ユリイカ』2020年9月号「特集・女オタクの現在」にざっと目を通した。

「女オタク」にまつわる言説において「セクシュアリティ」の議論となると、その多くが恋愛や性愛を積極的に楽しむ立場から語られていると感じた。(これは「女オタク」の場合に限らず、ほぼ日常の出来事だが…)

私はAceを自認するオタクだ。主に英語圏のドラマを中心に鑑賞し、韓国のアイドルを応援している。親密でロマンティックな関係を描いた作品は好きだし、そういったファンフィクションも時々見る。しかしカップリングやシップに対してそれほど積極的でないため、大体は物語の構造やキャラクターの単体の人物像に引かれることが多い。それでも推しがいて、作品について語ったりしながら楽しくやっている。

吉澤夏子の「個人的なものの領域」の議論を参考にするならば、「オタクの営みはすべて、対象への愛の確認と表現について捧げられている、つまりセクシュアリティのありかと強く結びつている」。そして、吉澤は「腐女子」と「夢女子」を分析している。「女オタク」特集の他の論考の中でもセクシュアリティをめぐるものが複数あり、面白く読んだ。

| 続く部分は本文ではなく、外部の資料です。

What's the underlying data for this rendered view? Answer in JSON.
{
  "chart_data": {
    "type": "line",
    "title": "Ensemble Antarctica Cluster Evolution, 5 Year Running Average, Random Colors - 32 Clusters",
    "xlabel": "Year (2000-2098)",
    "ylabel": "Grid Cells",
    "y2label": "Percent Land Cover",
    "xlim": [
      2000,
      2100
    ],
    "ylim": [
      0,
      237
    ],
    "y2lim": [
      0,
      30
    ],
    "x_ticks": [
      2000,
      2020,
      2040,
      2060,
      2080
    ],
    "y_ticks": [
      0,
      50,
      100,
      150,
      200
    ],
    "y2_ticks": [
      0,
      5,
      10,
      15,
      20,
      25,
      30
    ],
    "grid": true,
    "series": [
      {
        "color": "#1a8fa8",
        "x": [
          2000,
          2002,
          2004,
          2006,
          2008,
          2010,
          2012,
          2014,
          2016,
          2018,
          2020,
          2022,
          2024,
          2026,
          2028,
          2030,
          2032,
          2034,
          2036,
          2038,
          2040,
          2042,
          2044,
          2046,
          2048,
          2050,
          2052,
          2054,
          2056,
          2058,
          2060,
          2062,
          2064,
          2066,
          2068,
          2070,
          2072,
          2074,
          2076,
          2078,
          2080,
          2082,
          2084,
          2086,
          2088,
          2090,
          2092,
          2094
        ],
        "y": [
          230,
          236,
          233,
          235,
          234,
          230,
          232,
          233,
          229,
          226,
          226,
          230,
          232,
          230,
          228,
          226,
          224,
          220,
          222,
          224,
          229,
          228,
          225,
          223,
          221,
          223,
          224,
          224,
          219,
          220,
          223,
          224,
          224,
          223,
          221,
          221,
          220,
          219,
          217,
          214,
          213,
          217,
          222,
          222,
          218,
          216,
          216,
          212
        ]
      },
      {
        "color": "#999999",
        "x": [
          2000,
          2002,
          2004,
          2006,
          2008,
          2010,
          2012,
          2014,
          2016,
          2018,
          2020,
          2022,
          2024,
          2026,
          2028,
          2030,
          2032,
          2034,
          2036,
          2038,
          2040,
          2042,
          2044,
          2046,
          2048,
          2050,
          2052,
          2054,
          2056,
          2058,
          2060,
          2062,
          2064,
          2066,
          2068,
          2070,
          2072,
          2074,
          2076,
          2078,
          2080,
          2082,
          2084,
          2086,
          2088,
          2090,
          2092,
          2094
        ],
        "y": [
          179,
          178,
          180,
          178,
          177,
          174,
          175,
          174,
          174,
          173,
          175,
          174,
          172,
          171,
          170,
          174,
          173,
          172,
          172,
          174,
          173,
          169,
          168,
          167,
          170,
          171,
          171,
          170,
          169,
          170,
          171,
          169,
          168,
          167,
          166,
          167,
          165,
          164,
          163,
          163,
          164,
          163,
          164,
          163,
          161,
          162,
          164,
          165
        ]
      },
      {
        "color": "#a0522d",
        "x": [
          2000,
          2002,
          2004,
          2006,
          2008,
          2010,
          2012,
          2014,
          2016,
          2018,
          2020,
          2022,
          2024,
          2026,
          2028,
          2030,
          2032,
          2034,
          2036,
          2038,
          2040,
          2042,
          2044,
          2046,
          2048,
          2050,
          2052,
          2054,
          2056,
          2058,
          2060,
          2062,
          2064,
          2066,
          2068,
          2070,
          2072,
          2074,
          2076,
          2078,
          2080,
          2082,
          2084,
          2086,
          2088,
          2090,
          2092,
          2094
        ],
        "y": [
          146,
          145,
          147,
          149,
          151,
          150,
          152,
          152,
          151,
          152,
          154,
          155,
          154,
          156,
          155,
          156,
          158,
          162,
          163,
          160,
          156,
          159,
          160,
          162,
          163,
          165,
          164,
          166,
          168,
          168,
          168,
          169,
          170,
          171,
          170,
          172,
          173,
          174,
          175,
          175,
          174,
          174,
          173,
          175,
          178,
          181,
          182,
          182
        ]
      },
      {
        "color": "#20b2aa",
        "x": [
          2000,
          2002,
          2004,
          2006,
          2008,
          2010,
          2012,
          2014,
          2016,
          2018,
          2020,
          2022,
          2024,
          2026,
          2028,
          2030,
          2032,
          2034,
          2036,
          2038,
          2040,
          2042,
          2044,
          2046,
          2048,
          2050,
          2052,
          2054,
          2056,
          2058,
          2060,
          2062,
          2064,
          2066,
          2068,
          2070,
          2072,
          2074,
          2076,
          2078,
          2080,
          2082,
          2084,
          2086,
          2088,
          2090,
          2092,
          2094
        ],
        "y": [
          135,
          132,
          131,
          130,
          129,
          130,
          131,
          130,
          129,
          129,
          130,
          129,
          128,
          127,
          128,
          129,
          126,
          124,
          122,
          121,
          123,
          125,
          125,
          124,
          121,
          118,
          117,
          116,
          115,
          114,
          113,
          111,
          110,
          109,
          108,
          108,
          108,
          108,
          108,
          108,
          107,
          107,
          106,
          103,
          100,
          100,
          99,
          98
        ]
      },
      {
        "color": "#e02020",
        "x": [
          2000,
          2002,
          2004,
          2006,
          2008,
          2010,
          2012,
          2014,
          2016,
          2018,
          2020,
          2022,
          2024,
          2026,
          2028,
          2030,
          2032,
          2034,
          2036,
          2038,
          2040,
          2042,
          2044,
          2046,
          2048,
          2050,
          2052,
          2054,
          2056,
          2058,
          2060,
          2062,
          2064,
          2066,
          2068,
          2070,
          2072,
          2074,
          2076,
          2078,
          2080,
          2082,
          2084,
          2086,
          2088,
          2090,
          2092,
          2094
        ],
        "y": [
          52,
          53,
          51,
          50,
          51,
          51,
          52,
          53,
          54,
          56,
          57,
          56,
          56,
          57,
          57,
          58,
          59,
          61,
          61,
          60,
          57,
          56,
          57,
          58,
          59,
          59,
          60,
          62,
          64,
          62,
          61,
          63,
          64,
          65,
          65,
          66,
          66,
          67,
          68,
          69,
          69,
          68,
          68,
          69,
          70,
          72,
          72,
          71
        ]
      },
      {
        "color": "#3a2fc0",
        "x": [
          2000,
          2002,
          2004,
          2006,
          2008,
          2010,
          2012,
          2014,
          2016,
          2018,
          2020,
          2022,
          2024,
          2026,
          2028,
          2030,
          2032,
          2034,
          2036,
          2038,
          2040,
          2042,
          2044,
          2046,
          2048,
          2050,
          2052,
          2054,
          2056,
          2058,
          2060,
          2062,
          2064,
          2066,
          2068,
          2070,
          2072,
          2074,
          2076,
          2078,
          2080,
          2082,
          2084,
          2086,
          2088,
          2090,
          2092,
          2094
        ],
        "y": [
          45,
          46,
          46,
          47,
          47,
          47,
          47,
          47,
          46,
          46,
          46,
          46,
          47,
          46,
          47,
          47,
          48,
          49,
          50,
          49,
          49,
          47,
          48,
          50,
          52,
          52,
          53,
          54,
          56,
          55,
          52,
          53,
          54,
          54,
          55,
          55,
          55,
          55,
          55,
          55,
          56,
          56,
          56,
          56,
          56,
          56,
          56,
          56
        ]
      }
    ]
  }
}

ここで指摘したいのは、オタクの活動がセクシュアリティのあり方と分かち難いとする一方で、そこに恋愛、性愛を求めないセクシュアリティの視点が圧倒的に欠如しているという点である。異性愛/同性愛を問わず、しばしばファンフィクション等のオタクの活動において性愛が強制される。Ace/Aroはまだまだ表象が少なく、クィアという文脈の中でもマイノリティである。

Ace/Aroは比較的フォビアの対象になることが少ない。けれども黙っていればいとも簡単に性愛に取り込まれてしまうし、指摘しても「まだ出会いがないだけ」「運命の相手」などという言葉で否定される。じわじわと自らを削られていく感覚だ。

オタク活動を通じて主体性を獲得する点は賛成するし経験もある。私はイギリスBBCSHERLOCKに高校時代ハマり、それを糧にして今はクィア批評とイギリス美術史を勉強する大学院生をやっている。このドラマの話は長くなるので書かないが、私がハマった理由の一つは主役のシャーロックが私のセクシュアリティに近いと思えたことにある。セクシュアリティを語るときに必ずしも性愛に依拠しない。それが今回の「女オタク」特集ではきちんと触れられていなかったし、これは普段から感じている疎外感と一致している。